NCJ Number
167790
Journal
Corrections Today Volume: 58 Issue: 5 Dated: (August 1996) Pages: 84,86-87
Date Published
1996
Length
3 pages
Annotation
This article describes four exemplary programs that use private-sector and government cooperation to provide vocational training for offenders and needed services for the community.
Abstract
The Kansas Department of Corrections maintains a cooperative arrangement with the City of Topeka that allows female inmates from the Topeka Correctional Facility to participate in housing renovation work. Low-income citizens qualify to occupy the homes built, and inmates learn on-the-job construction skills and develop a useful work ethic. A second program, Project TRADE, provides training, restitution, apprenticeship, development, and education for minimum-security offenders and ex-offenders; this constitutes pre-apprenticeship construction skills training. Project TRADE is the brainchild of The Home Builders Institute, the Nation's leading source for education and training programs that serve the home building industry.

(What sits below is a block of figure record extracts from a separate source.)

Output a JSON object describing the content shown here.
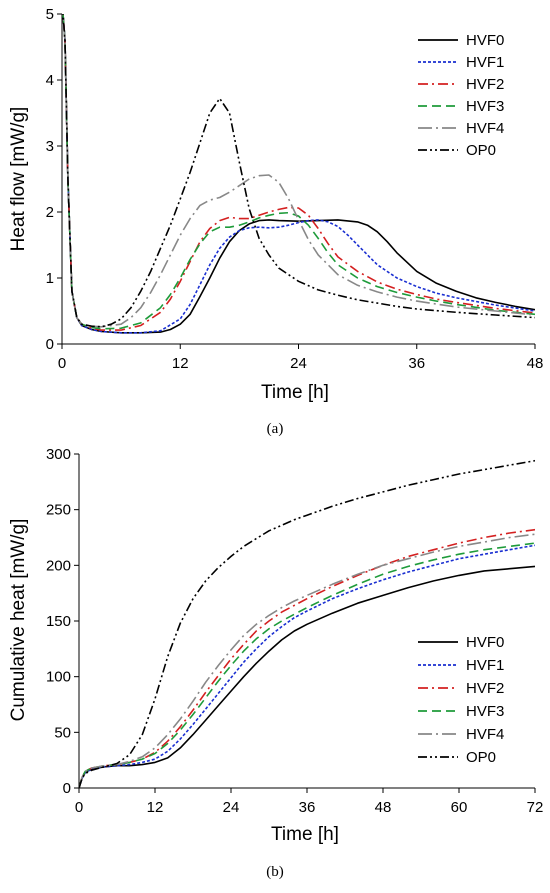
{
  "chart_data": [
    {
      "type": "line",
      "panel_label": "(a)",
      "xlabel": "Time [h]",
      "ylabel": "Heat flow [mW/g]",
      "xlim": [
        0,
        48
      ],
      "ylim": [
        0,
        5
      ],
      "xticks": [
        0,
        12,
        24,
        36,
        48
      ],
      "yticks": [
        0,
        1,
        2,
        3,
        4,
        5
      ],
      "grid": false,
      "legend_position": "top-right",
      "series": [
        {
          "name": "HVF0",
          "color": "#000000",
          "dash": "solid",
          "x": [
            0,
            0.3,
            0.6,
            1,
            1.5,
            2,
            3,
            4,
            6,
            8,
            10,
            11,
            12,
            13,
            14,
            15,
            16,
            17,
            18,
            19,
            20,
            21,
            22,
            24,
            26,
            28,
            30,
            31,
            32,
            33,
            34,
            36,
            38,
            40,
            42,
            44,
            46,
            48
          ],
          "y": [
            5.2,
            4.6,
            2.5,
            0.8,
            0.4,
            0.28,
            0.22,
            0.19,
            0.17,
            0.17,
            0.18,
            0.22,
            0.3,
            0.45,
            0.72,
            1.0,
            1.3,
            1.55,
            1.72,
            1.82,
            1.87,
            1.88,
            1.87,
            1.86,
            1.87,
            1.88,
            1.85,
            1.8,
            1.7,
            1.55,
            1.38,
            1.1,
            0.92,
            0.8,
            0.7,
            0.63,
            0.57,
            0.52
          ]
        },
        {
          "name": "HVF1",
          "color": "#1a2fd1",
          "dash": "dotted",
          "x": [
            0,
            0.3,
            0.6,
            1,
            1.5,
            2,
            3,
            4,
            6,
            8,
            10,
            12,
            13,
            14,
            15,
            16,
            17,
            18,
            19,
            20,
            21,
            22,
            23,
            24,
            25,
            26,
            27,
            28,
            29,
            30,
            31,
            32,
            34,
            36,
            38,
            40,
            44,
            48
          ],
          "y": [
            5.2,
            4.6,
            2.5,
            0.8,
            0.4,
            0.28,
            0.22,
            0.19,
            0.17,
            0.17,
            0.2,
            0.38,
            0.6,
            0.9,
            1.2,
            1.45,
            1.62,
            1.72,
            1.76,
            1.77,
            1.76,
            1.77,
            1.8,
            1.84,
            1.87,
            1.88,
            1.85,
            1.78,
            1.65,
            1.5,
            1.35,
            1.2,
            1.0,
            0.87,
            0.77,
            0.7,
            0.59,
            0.5
          ]
        },
        {
          "name": "HVF2",
          "color": "#d42020",
          "dash": "dashdot",
          "x": [
            0,
            0.3,
            0.6,
            1,
            1.5,
            2,
            3,
            4,
            6,
            8,
            10,
            11,
            12,
            13,
            14,
            15,
            16,
            17,
            18,
            19,
            20,
            21,
            22,
            23,
            24,
            25,
            26,
            27,
            28,
            30,
            32,
            34,
            36,
            38,
            40,
            44,
            48
          ],
          "y": [
            5.2,
            4.6,
            2.5,
            0.8,
            0.4,
            0.3,
            0.24,
            0.21,
            0.21,
            0.28,
            0.48,
            0.68,
            0.95,
            1.25,
            1.55,
            1.75,
            1.87,
            1.92,
            1.9,
            1.9,
            1.95,
            2.0,
            2.04,
            2.07,
            2.06,
            1.95,
            1.75,
            1.52,
            1.32,
            1.1,
            0.94,
            0.83,
            0.75,
            0.68,
            0.63,
            0.54,
            0.47
          ]
        },
        {
          "name": "HVF3",
          "color": "#1e9b3a",
          "dash": "dashed",
          "x": [
            0,
            0.3,
            0.6,
            1,
            1.5,
            2,
            3,
            4,
            6,
            8,
            10,
            11,
            12,
            13,
            14,
            15,
            16,
            17,
            18,
            19,
            20,
            21,
            22,
            23,
            24,
            25,
            26,
            27,
            28,
            30,
            32,
            34,
            36,
            38,
            40,
            44,
            48
          ],
          "y": [
            5.2,
            4.6,
            2.5,
            0.8,
            0.4,
            0.3,
            0.25,
            0.23,
            0.24,
            0.32,
            0.55,
            0.75,
            1.0,
            1.28,
            1.52,
            1.7,
            1.77,
            1.77,
            1.8,
            1.85,
            1.91,
            1.95,
            1.98,
            1.99,
            1.94,
            1.8,
            1.6,
            1.38,
            1.2,
            1.0,
            0.87,
            0.78,
            0.71,
            0.65,
            0.6,
            0.51,
            0.45
          ]
        },
        {
          "name": "HVF4",
          "color": "#888888",
          "dash": "longdashdot",
          "x": [
            0,
            0.3,
            0.6,
            1,
            1.5,
            2,
            3,
            4,
            6,
            7,
            8,
            9,
            10,
            11,
            12,
            13,
            14,
            15,
            16,
            17,
            18,
            19,
            20,
            21,
            22,
            23,
            24,
            25,
            26,
            28,
            30,
            32,
            34,
            36,
            40,
            44,
            48
          ],
          "y": [
            5.2,
            4.6,
            2.5,
            0.8,
            0.4,
            0.3,
            0.27,
            0.26,
            0.3,
            0.4,
            0.55,
            0.78,
            1.05,
            1.35,
            1.65,
            1.9,
            2.1,
            2.18,
            2.22,
            2.3,
            2.4,
            2.5,
            2.55,
            2.56,
            2.45,
            2.2,
            1.88,
            1.58,
            1.35,
            1.05,
            0.89,
            0.79,
            0.71,
            0.65,
            0.56,
            0.5,
            0.44
          ]
        },
        {
          "name": "OP0",
          "color": "#000000",
          "dash": "dashdotdot",
          "x": [
            0,
            0.3,
            0.6,
            1,
            1.5,
            2,
            3,
            4,
            5,
            6,
            7,
            8,
            9,
            10,
            11,
            12,
            13,
            14,
            15,
            16,
            17,
            18,
            19,
            20,
            21,
            22,
            24,
            26,
            28,
            30,
            32,
            34,
            36,
            40,
            44,
            48
          ],
          "y": [
            5.2,
            4.6,
            2.5,
            0.8,
            0.4,
            0.3,
            0.27,
            0.26,
            0.3,
            0.38,
            0.55,
            0.8,
            1.1,
            1.45,
            1.8,
            2.2,
            2.6,
            3.05,
            3.5,
            3.72,
            3.5,
            2.75,
            2.05,
            1.6,
            1.35,
            1.15,
            0.95,
            0.82,
            0.74,
            0.67,
            0.62,
            0.57,
            0.53,
            0.48,
            0.44,
            0.4
          ]
        }
      ]
    },
    {
      "type": "line",
      "panel_label": "(b)",
      "xlabel": "Time [h]",
      "ylabel": "Cumulative heat [mW/g]",
      "xlim": [
        0,
        72
      ],
      "ylim": [
        0,
        300
      ],
      "xticks": [
        0,
        12,
        24,
        36,
        48,
        60,
        72
      ],
      "yticks": [
        0,
        50,
        100,
        150,
        200,
        250,
        300
      ],
      "grid": false,
      "legend_position": "bottom-right",
      "series": [
        {
          "name": "HVF0",
          "color": "#000000",
          "dash": "solid",
          "x": [
            0,
            0.5,
            1,
            2,
            4,
            6,
            8,
            10,
            12,
            14,
            16,
            18,
            20,
            22,
            24,
            26,
            28,
            30,
            32,
            34,
            36,
            40,
            44,
            48,
            52,
            56,
            60,
            64,
            68,
            72
          ],
          "y": [
            0,
            9,
            14,
            17,
            19,
            20,
            20,
            21,
            23,
            27,
            36,
            48,
            61,
            74,
            87,
            100,
            112,
            123,
            133,
            141,
            147,
            157,
            166,
            173,
            180,
            186,
            191,
            195,
            197,
            199
          ]
        },
        {
          "name": "HVF1",
          "color": "#1a2fd1",
          "dash": "dotted",
          "x": [
            0,
            0.5,
            1,
            2,
            4,
            6,
            8,
            10,
            12,
            14,
            16,
            18,
            20,
            22,
            24,
            26,
            28,
            30,
            32,
            34,
            36,
            40,
            44,
            48,
            52,
            56,
            60,
            64,
            68,
            72
          ],
          "y": [
            0,
            9,
            14,
            17,
            19,
            20,
            21,
            23,
            26,
            33,
            44,
            57,
            71,
            85,
            99,
            113,
            125,
            136,
            145,
            153,
            159,
            170,
            179,
            187,
            194,
            200,
            206,
            210,
            214,
            218
          ]
        },
        {
          "name": "HVF2",
          "color": "#d42020",
          "dash": "dashdot",
          "x": [
            0,
            0.5,
            1,
            2,
            4,
            6,
            8,
            10,
            12,
            14,
            16,
            18,
            20,
            22,
            24,
            26,
            28,
            30,
            32,
            34,
            36,
            40,
            44,
            48,
            52,
            56,
            60,
            64,
            68,
            72
          ],
          "y": [
            0,
            10,
            15,
            18,
            20,
            21,
            23,
            26,
            32,
            42,
            55,
            70,
            86,
            101,
            116,
            129,
            141,
            150,
            158,
            164,
            170,
            181,
            191,
            200,
            208,
            214,
            220,
            225,
            229,
            232
          ]
        },
        {
          "name": "HVF3",
          "color": "#1e9b3a",
          "dash": "dashed",
          "x": [
            0,
            0.5,
            1,
            2,
            4,
            6,
            8,
            10,
            12,
            14,
            16,
            18,
            20,
            22,
            24,
            26,
            28,
            30,
            32,
            34,
            36,
            40,
            44,
            48,
            52,
            56,
            60,
            64,
            68,
            72
          ],
          "y": [
            0,
            10,
            15,
            18,
            20,
            21,
            23,
            26,
            31,
            40,
            52,
            66,
            81,
            96,
            110,
            123,
            134,
            143,
            150,
            156,
            162,
            173,
            183,
            192,
            199,
            205,
            210,
            214,
            217,
            220
          ]
        },
        {
          "name": "HVF4",
          "color": "#888888",
          "dash": "longdashdot",
          "x": [
            0,
            0.5,
            1,
            2,
            4,
            6,
            8,
            10,
            12,
            14,
            16,
            18,
            20,
            22,
            24,
            26,
            28,
            30,
            32,
            34,
            36,
            40,
            44,
            48,
            52,
            56,
            60,
            64,
            68,
            72
          ],
          "y": [
            0,
            10,
            15,
            18,
            20,
            21,
            24,
            28,
            36,
            48,
            62,
            78,
            95,
            110,
            124,
            137,
            147,
            155,
            162,
            168,
            173,
            183,
            192,
            200,
            206,
            212,
            217,
            221,
            225,
            228
          ]
        },
        {
          "name": "OP0",
          "color": "#000000",
          "dash": "dashdotdot",
          "x": [
            0,
            0.5,
            1,
            2,
            4,
            6,
            8,
            10,
            12,
            14,
            16,
            18,
            20,
            22,
            24,
            26,
            28,
            30,
            32,
            34,
            36,
            40,
            44,
            48,
            52,
            56,
            60,
            64,
            68,
            72
          ],
          "y": [
            0,
            9,
            13,
            16,
            19,
            22,
            30,
            48,
            80,
            118,
            148,
            170,
            186,
            198,
            208,
            217,
            224,
            231,
            236,
            241,
            245,
            253,
            260,
            266,
            272,
            277,
            282,
            286,
            290,
            294
          ]
        }
      ]
    }
  ]
}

A third program, Operation Outward Reach Inc., is a 24-year-old nonprofit organization that subcontracts with the Pennsylvania Department of Corrections at five prisons to provide year-round carpentry and masonry vocational training in the community. The program includes low- cost construction work for senior citizens and other economically disadvantaged populations and nonprofit organizations. The final project, The Recycled Mobile Home Project, uses medium- and maximum-security inmates to renovate mobile homes. The inmates gain construction training, homeless and low-income persons receive homes they can afford, and mobile home dealers who donate homes are relieved of the landfill dilemma when recycling is accomplished. Contact persons for each program are listed.